A museum is a great place to start if you want to learn about a country, its history and culture. There are so many of them though! Where to start?
It’s likely that every city you visit will have several museums. How do you know which are the best to visit? Well, this depends on what interests you, how much time you have and what your budget is.
If art fascinates you, you can visit a museum that displays work from the country’s most prominent artists. Or maybe there’s an exhibition by one of your favourite artists at one of the art museums!
If you’re travelling with children, you may want to visit a museum that’s full of interactive activities.
If you’re travelling on a shoestring, then you might want to check out some of the free museums.
If you want to see something that’s a little quirky or different, there may be a small museum in the city that’s unique.
How do I find out about all of these different museums?
If you like to plan your holiday in advance, you can do some online research. This is a great way to see which museums a city has, and which ones are likely to interest you the most.
We’ve already talked in a previous lesson about another source of information that’s great for tourists. That’s right: Tourist Information! The Tourist Information office will have lots of leaflets and brochures about the different museums in the city. If you have any questions, remember you can ask a tourist information officer to help you. They’ll have lots of great advice for you.

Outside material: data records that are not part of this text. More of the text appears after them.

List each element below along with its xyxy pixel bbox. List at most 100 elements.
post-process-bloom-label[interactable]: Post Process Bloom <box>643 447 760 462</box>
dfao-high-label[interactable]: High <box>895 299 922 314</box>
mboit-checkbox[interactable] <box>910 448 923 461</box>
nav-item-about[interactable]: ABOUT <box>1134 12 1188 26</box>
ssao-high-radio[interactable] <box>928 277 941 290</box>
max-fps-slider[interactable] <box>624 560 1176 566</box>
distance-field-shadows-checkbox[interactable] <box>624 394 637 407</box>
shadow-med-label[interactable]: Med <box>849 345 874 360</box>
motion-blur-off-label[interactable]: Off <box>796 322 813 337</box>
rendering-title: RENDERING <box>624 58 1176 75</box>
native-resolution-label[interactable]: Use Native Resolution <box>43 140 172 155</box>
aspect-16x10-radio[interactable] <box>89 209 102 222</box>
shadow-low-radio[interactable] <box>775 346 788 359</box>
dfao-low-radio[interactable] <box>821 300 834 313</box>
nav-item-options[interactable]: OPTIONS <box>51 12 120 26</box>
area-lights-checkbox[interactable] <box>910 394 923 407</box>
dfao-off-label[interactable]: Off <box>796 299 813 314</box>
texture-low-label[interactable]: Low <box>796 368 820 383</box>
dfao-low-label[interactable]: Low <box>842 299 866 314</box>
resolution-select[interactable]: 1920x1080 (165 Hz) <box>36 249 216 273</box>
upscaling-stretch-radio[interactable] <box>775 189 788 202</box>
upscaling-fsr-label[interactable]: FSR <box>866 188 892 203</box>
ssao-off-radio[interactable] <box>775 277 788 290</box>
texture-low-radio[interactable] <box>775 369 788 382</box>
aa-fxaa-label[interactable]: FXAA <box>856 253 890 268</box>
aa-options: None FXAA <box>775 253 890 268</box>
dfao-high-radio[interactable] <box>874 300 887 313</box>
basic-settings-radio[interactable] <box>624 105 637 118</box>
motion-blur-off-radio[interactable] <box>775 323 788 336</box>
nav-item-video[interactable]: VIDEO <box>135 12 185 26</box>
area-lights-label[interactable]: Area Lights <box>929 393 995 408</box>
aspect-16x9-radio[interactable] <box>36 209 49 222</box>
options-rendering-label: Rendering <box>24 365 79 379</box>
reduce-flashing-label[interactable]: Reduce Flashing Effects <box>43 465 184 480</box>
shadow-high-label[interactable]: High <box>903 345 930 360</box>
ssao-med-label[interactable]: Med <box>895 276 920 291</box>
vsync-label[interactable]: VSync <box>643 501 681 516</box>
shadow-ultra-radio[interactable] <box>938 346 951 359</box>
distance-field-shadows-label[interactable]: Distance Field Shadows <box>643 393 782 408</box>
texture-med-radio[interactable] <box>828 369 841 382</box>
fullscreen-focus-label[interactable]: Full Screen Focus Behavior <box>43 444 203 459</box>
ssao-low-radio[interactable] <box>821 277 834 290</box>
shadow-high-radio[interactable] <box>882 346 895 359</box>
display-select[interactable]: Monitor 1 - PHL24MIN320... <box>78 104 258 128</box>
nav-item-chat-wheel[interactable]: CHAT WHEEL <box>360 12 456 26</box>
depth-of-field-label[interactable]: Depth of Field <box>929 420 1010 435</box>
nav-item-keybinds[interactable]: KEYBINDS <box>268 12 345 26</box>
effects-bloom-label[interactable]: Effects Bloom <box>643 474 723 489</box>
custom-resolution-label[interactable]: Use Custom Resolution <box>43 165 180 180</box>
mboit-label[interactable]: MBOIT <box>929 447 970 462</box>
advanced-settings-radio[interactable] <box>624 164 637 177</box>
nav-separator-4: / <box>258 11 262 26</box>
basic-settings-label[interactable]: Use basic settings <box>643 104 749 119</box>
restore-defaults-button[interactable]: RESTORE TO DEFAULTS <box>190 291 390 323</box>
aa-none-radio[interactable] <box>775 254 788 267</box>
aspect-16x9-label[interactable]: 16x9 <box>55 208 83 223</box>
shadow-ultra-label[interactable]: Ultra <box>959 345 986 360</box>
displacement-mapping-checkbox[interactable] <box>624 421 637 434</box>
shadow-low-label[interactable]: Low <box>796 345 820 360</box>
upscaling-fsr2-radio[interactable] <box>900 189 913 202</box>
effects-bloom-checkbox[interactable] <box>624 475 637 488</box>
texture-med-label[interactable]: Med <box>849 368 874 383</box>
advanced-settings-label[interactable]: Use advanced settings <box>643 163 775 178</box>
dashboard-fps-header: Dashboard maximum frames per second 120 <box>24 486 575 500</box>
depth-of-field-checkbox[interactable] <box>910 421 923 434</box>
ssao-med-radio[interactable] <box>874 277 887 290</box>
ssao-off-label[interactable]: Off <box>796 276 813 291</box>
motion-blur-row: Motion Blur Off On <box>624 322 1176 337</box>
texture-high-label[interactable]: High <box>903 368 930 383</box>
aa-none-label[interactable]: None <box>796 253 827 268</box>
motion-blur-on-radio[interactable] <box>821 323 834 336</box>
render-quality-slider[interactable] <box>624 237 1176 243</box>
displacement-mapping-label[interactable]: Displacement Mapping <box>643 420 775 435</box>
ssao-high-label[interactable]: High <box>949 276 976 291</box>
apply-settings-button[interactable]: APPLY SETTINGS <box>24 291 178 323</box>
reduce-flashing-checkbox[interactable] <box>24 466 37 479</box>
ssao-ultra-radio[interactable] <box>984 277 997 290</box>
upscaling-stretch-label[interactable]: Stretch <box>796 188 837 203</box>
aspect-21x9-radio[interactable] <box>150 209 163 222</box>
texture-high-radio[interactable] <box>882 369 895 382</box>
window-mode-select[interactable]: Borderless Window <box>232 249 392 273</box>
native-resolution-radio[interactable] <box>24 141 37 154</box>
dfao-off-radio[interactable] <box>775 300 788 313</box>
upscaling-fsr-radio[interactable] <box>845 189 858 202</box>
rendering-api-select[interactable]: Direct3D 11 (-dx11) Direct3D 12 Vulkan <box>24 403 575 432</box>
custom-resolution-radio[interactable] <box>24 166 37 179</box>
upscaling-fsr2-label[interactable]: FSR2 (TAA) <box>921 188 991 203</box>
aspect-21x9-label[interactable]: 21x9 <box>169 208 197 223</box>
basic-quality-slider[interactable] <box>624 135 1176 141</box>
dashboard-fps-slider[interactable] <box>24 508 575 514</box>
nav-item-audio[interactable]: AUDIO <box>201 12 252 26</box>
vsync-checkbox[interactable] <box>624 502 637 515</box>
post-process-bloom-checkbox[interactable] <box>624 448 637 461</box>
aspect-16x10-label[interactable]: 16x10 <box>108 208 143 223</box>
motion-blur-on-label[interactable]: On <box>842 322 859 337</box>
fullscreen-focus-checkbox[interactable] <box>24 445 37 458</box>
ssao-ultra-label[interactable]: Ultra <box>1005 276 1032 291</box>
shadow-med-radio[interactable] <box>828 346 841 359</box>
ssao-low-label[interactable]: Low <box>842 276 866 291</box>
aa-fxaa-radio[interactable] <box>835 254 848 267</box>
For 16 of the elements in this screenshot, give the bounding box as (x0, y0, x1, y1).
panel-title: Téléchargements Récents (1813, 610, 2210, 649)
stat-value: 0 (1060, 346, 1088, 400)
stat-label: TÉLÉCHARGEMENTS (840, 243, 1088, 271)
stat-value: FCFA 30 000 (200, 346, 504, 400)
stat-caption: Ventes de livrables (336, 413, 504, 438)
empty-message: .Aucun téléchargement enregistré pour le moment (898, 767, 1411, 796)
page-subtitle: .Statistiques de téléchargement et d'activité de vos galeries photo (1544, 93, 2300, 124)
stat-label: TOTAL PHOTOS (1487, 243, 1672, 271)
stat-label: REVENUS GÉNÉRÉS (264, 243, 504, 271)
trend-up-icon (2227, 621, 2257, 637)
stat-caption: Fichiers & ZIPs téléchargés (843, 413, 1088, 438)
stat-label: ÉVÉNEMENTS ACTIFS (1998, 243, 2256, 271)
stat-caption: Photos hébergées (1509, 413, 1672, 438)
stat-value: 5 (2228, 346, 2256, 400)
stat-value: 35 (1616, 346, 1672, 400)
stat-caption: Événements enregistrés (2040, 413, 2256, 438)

Don’t forget…you can also ask a local for their recommendations. A good question to ask is, “What’s the most interesting museum in the city?” Or, if you’re feeling adventurous, “What’s the most unusual museum here?” You never know what you might find!
Did you know…? In Helsingborg, Sweden, there’s a museum called ‘The Museum of Failure’. It specialises in the worst products that were invented by some of the world’s most successful companies!
Once you’ve made the decision about which museum to visit, there’s some vocabulary that will be useful when you buy your ticket.
Look at the dialogues below and take note of any words that are new or unfamiliar in this context.
A: Good afternoon, would you like an adult ticket?
B: No, thank you. I need a concession ticket.
A: Are you a student?
B: Yes, here’s my student ID.
A: Thank you. That’s £5, please.
B: Here you go. What time does the museum close?
A: The museum closes in one hour. You’re very lucky! Last admission is at 5pm, so you got here just in time.
A: How much does it cost to buy tickets for two adults and two children?
B: Adult tickets are £7 each and £2 each for children.
A: Do you offer any discounts?
B: Yes. A family ticket only costs £15. You will save £3 if you buy a family ticket.
A: That’s perfect, thank you.
A: One adult ticket, please. Does a standard ticket include the Egyptian exhibition?
B: No. The Egyptian exhibition is temporary, so it is not included with a standard ticket.
A: How much extra does it cost?
B: A standard ticket is £5. If you want to see the Egyptian exhibition too, it’s £12.
A: Ah. That’s quite expensive.
B: If you’d rather only see the Egyptian exhibition, then the ticket is £7.
A: That’s perfect. I’ll take a ticket for the Egyptian exhibition, please.